30 June 2010

Eventually

I'll come back to the ride eventually. It was my first real three-day ride, after all. And there were more adventures. But not today.

Today, I decided around 3 p.m. that I'd had enough for a while. I needed a break. So I told my neighbor Andrew I had an errand to run, picked up my helmet and pocketbook, and headed down to the bike rack.

Nellie Belle rode in on the back of the car this morning. I was running late-ish, and Bri needed the car to make deliveries this evening. But that was fine. It meant Nellie was sitting in her spot in the loading dock, waiting. I strapped my pocketbook under the cargo net, put on my new red-and-pink tropical-floral helmet (fun!), and set out the four blocks to Creation Gardens.

I was back 25 minutes later -- and feeling like I'd had a two-hour break. Creation Gardens is a wholesale "fresh and local" restaurant supplier with a small retail operation on the side. Seriously on the side... The retail store is on a teeny little side street that looks like an alley, just east of the interstate overpass that's just east of Slugger Field. There are two ways to get there from where I work, three blocks west on Main: You can go south to Market, come back east past the interstate, and ride two blocks north -- or you can ride east to Slugger Field, north half a block, east another two blocks, and circle back to the block that's missing. I chose the latter route. It meant I didn't have to deal with any "main drags," and it took me right past the Louisville Extreme Park, which has some really good energy, anytime, day or night. Kids on skateboards and bikes - what can I tell you? Die, obesity, die! :-)

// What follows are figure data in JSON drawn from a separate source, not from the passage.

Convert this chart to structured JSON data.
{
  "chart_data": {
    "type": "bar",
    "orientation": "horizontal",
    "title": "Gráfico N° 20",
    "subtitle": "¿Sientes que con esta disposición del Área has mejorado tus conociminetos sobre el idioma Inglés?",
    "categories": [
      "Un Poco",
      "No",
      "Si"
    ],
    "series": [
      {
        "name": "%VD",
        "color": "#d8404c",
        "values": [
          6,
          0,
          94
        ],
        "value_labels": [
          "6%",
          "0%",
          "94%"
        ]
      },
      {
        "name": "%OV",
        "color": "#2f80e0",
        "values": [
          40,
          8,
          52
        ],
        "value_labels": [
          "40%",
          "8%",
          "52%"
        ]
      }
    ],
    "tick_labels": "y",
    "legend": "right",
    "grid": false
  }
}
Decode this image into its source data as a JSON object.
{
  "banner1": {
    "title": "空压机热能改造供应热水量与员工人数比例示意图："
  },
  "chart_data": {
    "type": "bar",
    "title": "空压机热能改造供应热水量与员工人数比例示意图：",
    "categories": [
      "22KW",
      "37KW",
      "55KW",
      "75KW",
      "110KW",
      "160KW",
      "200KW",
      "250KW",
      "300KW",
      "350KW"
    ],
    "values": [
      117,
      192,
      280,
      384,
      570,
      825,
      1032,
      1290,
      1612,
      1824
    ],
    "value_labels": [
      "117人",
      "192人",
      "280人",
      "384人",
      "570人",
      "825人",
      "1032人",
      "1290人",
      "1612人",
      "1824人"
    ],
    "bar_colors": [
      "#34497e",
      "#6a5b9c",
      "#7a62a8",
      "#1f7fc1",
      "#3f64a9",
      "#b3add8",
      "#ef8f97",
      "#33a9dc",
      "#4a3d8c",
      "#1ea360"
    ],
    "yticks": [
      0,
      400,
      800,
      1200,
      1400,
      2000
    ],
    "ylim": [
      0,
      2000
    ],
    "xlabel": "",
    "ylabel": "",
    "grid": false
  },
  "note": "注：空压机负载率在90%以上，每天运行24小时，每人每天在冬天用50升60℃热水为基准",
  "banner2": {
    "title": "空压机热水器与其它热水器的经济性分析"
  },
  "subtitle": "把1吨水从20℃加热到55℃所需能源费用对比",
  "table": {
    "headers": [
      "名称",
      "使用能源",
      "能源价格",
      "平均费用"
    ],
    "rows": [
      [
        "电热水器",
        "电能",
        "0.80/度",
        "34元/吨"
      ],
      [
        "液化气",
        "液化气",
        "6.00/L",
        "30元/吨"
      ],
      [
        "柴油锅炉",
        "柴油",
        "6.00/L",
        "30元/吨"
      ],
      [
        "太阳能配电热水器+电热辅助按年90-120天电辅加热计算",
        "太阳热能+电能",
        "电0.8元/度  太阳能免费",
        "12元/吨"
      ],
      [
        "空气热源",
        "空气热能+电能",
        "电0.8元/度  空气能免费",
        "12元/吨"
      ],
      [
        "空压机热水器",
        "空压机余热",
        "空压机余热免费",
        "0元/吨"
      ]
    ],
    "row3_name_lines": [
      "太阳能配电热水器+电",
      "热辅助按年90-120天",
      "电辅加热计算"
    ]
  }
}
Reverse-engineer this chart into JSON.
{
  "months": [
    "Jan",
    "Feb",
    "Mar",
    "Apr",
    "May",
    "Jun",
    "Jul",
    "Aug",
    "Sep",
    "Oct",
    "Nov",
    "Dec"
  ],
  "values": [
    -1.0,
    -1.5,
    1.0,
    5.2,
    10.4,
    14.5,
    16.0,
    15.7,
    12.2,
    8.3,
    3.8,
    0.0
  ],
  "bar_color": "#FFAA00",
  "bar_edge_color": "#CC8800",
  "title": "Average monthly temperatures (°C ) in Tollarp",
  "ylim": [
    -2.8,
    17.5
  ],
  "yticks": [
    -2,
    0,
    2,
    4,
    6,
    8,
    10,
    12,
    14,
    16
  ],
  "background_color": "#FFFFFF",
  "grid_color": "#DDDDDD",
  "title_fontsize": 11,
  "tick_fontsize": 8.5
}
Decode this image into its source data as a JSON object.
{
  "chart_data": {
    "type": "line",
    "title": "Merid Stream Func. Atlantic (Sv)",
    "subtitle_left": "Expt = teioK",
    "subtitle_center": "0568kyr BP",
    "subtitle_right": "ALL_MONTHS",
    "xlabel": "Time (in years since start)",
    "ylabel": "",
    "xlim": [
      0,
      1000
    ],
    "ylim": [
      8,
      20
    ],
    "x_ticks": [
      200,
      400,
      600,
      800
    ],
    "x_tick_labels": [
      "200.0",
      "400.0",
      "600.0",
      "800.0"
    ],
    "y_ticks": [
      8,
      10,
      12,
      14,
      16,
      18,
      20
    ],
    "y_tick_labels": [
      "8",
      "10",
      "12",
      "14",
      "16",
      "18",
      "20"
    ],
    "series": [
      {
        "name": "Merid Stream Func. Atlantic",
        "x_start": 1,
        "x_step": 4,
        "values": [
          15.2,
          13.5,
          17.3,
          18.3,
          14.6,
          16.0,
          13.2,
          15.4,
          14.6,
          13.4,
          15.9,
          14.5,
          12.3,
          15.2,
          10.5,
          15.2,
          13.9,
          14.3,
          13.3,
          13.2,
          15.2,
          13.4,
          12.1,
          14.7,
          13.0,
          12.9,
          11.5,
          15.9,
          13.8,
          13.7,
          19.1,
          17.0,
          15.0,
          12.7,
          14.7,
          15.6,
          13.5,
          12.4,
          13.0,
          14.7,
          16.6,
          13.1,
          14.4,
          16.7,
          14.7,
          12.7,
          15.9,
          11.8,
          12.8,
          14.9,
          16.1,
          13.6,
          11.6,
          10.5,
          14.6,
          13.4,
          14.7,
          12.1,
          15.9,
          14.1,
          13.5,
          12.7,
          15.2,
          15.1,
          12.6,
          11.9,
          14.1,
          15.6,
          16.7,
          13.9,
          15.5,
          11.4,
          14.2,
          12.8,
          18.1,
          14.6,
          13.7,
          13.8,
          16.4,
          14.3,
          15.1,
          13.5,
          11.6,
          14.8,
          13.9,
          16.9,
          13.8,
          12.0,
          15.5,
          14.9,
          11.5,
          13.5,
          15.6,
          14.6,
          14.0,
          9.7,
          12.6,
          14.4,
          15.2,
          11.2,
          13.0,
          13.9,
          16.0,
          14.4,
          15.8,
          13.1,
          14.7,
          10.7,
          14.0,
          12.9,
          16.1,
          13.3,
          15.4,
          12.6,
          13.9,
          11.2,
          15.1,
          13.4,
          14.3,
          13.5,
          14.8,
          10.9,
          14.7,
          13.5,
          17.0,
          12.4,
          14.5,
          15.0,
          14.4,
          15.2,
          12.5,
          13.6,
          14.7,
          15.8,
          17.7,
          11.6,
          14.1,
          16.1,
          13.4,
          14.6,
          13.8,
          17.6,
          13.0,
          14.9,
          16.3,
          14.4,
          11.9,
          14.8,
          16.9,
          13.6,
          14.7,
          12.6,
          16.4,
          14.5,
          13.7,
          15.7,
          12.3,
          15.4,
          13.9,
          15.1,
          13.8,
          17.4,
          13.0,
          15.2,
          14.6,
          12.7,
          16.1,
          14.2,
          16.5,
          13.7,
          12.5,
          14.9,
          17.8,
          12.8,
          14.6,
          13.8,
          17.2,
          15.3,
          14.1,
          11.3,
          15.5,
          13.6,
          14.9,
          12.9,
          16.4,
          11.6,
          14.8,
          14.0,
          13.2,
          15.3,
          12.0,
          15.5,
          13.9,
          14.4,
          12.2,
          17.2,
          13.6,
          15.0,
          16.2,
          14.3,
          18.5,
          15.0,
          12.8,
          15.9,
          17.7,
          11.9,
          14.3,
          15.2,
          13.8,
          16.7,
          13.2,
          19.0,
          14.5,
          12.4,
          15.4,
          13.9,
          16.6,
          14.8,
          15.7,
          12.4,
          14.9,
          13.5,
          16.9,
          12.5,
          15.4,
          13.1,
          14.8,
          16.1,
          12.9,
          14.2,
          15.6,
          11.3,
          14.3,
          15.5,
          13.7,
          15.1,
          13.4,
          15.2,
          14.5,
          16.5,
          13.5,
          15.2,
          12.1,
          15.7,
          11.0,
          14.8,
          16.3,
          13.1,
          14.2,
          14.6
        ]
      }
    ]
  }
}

The retail store for Creation Gardens reminds me of nothing so much as Noah's Food Co-Op in Raleigh, back in the '80s when we "old hippies" were still trying to act like old hippies. (These days, we still do, but we're quieter.) They have open shelves, bulk bins, and the stock seems sort of randomly placed -- or at least, the price tags are randomly placed. But I found a couple things that made me say to hell with the price tags. Honest.

My mission was to find some fast salad makings for dinner at Gilda's Club. This is an off week for volunteers, so we'd all signed up for potluck - all of us friends and family and others with ties to cancer - and I was down for "green salad." So... a head of romaine and a head of red leaf lettuce; one red onion; one smallish {pretty!} yellow squash and two small {really pretty) zucchini; two medium-to-small bunches of broccoli; two pints of mixed heirloom cherry tomatoes. And a wedge of Brie - right at 4 oz. for less than $4. Unheard of.

They were going to give me a market basket, but I argued a box would strap better onto the back of the bike. The box they found - a plain white one - held my produce, my purse, and my bike lock, and it provided just enough tension on the cargo net that my rear light was quite secure. I'll use that box until it wears out.

Quality of produce? Well, I can tell you this: I came home with about 6 oz. of mixed chopped squash - maybe half a cup - and about half as much chopped broc. I only sliced about 1/3 of the onion, paper-thin, so the other 2/3 remains. The lettuce and the mixed heirloom tomatoes are all gone. I didn't even offer up the Brie.

And I think I may do a quick veggie stir-fry tomorrow evening with the left-over squash bits, broccoli, and a little onion. Maybe we'll have some tomatoes ripe soon.

1 comment:

  1. Sounds like a good way to de-stress. I look forward to hearing more about the three day ride, too!